Why annual exams are essential for all

How important are healthy eyes and good vision to your way of life? Our eyes are a precious gift, yet we often take them for granted until we squint or strain to see. Since many eye and vision problems may initially have no signs or symptoms, the American Optometric Association recommends routine, comprehensive exams to evaluate how clearly each eye is functioning and overall eye health. 

“My personal mantra is: ‘You don’t know until you look,’ and early detection is paramount,” says Dr. Jesse Camen, an optometrist and head of Camen Eye Care’s Total Performance Vision Center at Be Seen Optics in La Jolla. “For this reason, I recommend annual comprehensive eye exams, regardless of age, overall health, and vision classification. People who have preexisting comorbidities or are at high-risk levels for eye diseases may need to be seen multiple times per year.”

Eye health is not measured by how well we see, and eye exams are not solely about vision. Optometrists look for a myriad of other conditions as evidence of systemic disease such as diabetes, hypertension, thyroid disorders, imbalances to the binocular vision system, infection, inflammation, injury, and even disorders stemming from electronic device usage. 

“In my more than fifteen years as an optometrist, some of the scariest and most threatening conditions I have encountered have been very silent when it came to symptoms, especially in the early stages,” Dr. Camen says. “It isn’t until things have progressed beyond a certain point that the patient has any inkling that something might be amiss. Unfortunately, by then they may have already suffered irreparable functional and visual impairment due to possible malignancies, glaucomatous nerve loss, diabetic retinopathy, and more.”
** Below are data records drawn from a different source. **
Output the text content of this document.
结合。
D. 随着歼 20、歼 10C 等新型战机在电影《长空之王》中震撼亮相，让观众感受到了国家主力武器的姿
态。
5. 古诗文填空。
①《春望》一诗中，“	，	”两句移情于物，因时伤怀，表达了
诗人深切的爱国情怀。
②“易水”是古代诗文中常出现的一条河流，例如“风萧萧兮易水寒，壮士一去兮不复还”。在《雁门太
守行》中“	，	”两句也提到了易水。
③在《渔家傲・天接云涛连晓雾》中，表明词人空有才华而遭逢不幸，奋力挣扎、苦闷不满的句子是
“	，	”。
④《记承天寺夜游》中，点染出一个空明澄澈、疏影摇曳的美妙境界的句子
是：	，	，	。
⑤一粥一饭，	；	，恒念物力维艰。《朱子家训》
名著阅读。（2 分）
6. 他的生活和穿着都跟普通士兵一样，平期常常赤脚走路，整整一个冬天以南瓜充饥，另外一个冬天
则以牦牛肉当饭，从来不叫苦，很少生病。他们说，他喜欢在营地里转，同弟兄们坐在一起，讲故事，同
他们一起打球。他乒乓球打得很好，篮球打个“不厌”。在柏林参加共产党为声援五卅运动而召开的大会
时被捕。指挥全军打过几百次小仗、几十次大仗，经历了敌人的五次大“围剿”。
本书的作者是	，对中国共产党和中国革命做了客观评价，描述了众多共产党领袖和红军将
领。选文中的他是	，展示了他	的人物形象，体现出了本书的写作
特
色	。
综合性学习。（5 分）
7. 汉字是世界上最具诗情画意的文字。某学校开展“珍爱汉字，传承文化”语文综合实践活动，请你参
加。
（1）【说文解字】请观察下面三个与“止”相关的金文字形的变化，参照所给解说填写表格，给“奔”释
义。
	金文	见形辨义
Little is required of the patient during a routine eye exam. After the complete medical history is reviewed, the optometrist performs a series of preliminary tests to determine a quick, but effective, neurological assessment. The patient’s refractive (nearsighted, far-sighted, or astigmatic) status and appropriateness of glasses or contact lens correction is determined. 
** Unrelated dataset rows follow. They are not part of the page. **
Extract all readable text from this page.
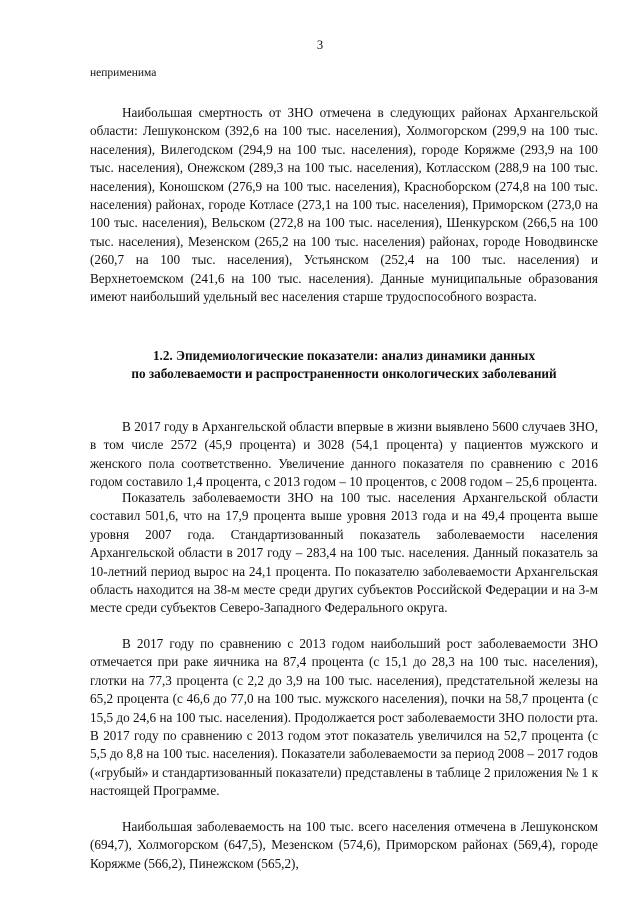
3
неприменима

Наибольшая смертность от ЗНО отмечена в следующих районах Архангельской области: Лешуконском (392,6 на 100 тыс. населения), Холмогорском (299,9 на 100 тыс. населения), Вилегодском (294,9 на 100 тыс. населения), городе Коряжме (293,9 на 100 тыс. населения), Онежском (289,3 на 100 тыс. населения), Котласском (288,9 на 100 тыс. населения), Коношском (276,9 на 100 тыс. населения), Красноборском (274,8 на 100 тыс. населения) районах, городе Котласе (273,1 на 100 тыс. населения), Приморском (273,0 на 100 тыс. населения), Вельском (272,8 на 100 тыс. населения), Шенкурском (266,5 на 100 тыс. населения), Мезенском (265,2 на 100 тыс. населения) районах, городе Новодвинске (260,7 на 100 тыс. населения), Устьянском (252,4 на 100 тыс. населения) и Верхнетоемском (241,6 на 100 тыс. населения). Данные муниципальные образования имеют наибольший удельный вес населения старше трудоспособного возраста.

1.2. Эпидемиологические показатели: анализ динамики данных
по заболеваемости и распространенности онкологических заболеваний

В 2017 году в Архангельской области впервые в жизни выявлено 5600 случаев ЗНО, в том числе 2572 (45,9 процента) и 3028 (54,1 процента) у пациентов мужского и женского пола соответственно. Увеличение данного показателя по сравнению с 2016 годом составило 1,4 процента, с 2013 годом – 10 процентов, с 2008 годом – 25,6 процента.

Показатель заболеваемости ЗНО на 100 тыс. населения Архангельской области составил 501,6, что на 17,9 процента выше уровня 2013 года и на 49,4 процента выше уровня 2007 года. Стандартизованный показатель заболеваемости населения Архангельской области в 2017 году – 283,4 на 100 тыс. населения. Данный показатель за 10-летний период вырос на 24,1 процента. По показателю заболеваемости Архангельская область находится на 38-м месте среди других субъектов Российской Федерации и на 3-м месте среди субъектов Северо-Западного Федерального округа.

В 2017 году по сравнению с 2013 годом наибольший рост заболеваемости ЗНО отмечается при раке яичника на 87,4 процента (с 15,1 до 28,3 на 100 тыс. населения), глотки на 77,3 процента (с 2,2 до 3,9 на 100 тыс. населения), предстательной железы на 65,2 процента (с 46,6 до 77,0 на 100 тыс. мужского населения), почки на 58,7 процента (с 15,5 до 24,6 на 100 тыс. населения). Продолжается рост заболеваемости ЗНО полости рта. В 2017 году по сравнению с 2013 годом этот показатель увеличился на 52,7 процента (с 5,5 до 8,8 на 100 тыс. населения). Показатели заболеваемости за период 2008 – 2017 годов («грубый» и стандартизованный показатели) представлены в таблице 2 приложения № 1 к настоящей Программе.

Наибольшая заболеваемость на 100 тыс. всего населения отмечена в Лешуконском (694,7), Холмогорском (647,5), Мезенском (574,6), Приморском районах (569,4), городе Коряжме (566,2), Пинежском (565,2),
Once a prescription for vision correction is decided upon, the optometrist performs a thorough series of tests to determine the health of the eyes. “I look at both the anterior and interior structures of the eye to identify potential diseases and disorders,” Dr. Camen says. She does not use the often-feared air puff test, but rather a drop-free and much more patient-friendly method to measure intraocular pressure. “I also highly recommend retinal imaging to provide a detailed, photo-documented history of the patient’s eye health in the years ahead.”


Optometrists can be thought of as the “primary care physicians” of the eyes. They are specifically trained, licensed, and able to prescribe medications to treat most known ocular diseases such as glaucoma, dry eye, allergies, injuries, as well as to monitor diabetic eye disease and age-related macular degeneration. When conditions such as retinal tears or tumors are detected, or when a detachment repair, cataract extraction, or intraocular injection is required, the optometrist will refer the patient to a specialist within the ophthalmologic community. 
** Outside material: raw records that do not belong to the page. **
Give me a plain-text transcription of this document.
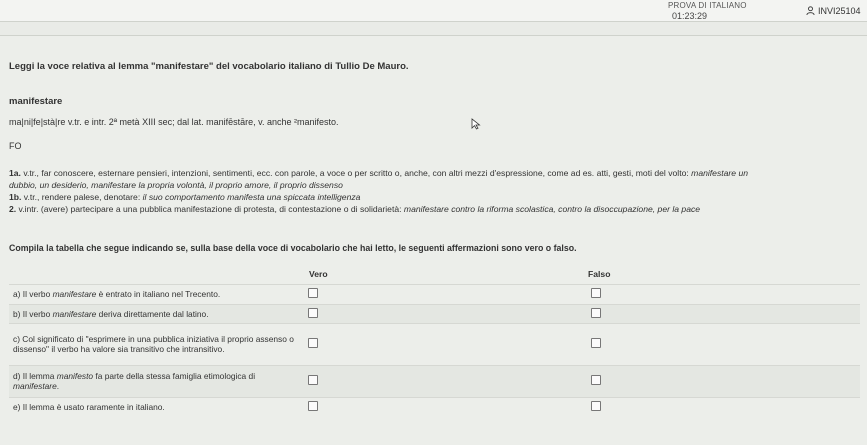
PROVA DI ITALIANO
01:23:29	INVI25104
Leggi la voce relativa al lemma "manifestare" del vocabolario italiano di Tullio De Mauro.
manifestare
ma|ni|fe|stà|re v.tr. e intr. 2ª metà XIII sec; dal lat. manifēstāre, v. anche ²manifesto.
FO
1a. v.tr., far conoscere, esternare pensieri, intenzioni, sentimenti, ecc. con parole, a voce o per scritto o, anche, con altri mezzi d'espressione, come ad es. atti, gesti, moti del volto: manifestare un
dubbio, un desiderio, manifestare la propria volontà, il proprio amore, il proprio dissenso
1b. v.tr., rendere palese, denotare: il suo comportamento manifesta una spiccata intelligenza
2. v.intr. (avere) partecipare a una pubblica manifestazione di protesta, di contestazione o di solidarietà: manifestare contro la riforma scolastica, contro la disoccupazione, per la pace
Compila la tabella che segue indicando se, sulla base della voce di vocabolario che hai letto, le seguenti affermazioni sono vero o falso.
	Vero	Falso
a) Il verbo manifestare è entrato in italiano nel Trecento.		
b) Il verbo manifestare deriva direttamente dal latino.		
c) Col significato di "esprimere in una pubblica iniziativa il proprio assenso o dissenso" il verbo ha valore sia transitivo che intransitivo.		
d) Il lemma manifesto fa parte della stessa famiglia etimologica di manifestare.		
e) Il lemma è usato raramente in italiano.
Many optometrists specialize in specific areas. Dr. Camen recently added Sports and Performance Optometry to her practice and created Camen Eye Care’s Total Performance Vision Center. “Whether you’d like to target your athletic ability or performance at school, work, or life in general, the tools and technologies of the optometric profession can lead to definite and measurable gains,” Dr. Camen explains. “Myopia management, the role of nutrition in ocular disease, and preserving one’s vision are also important to me and my practice.”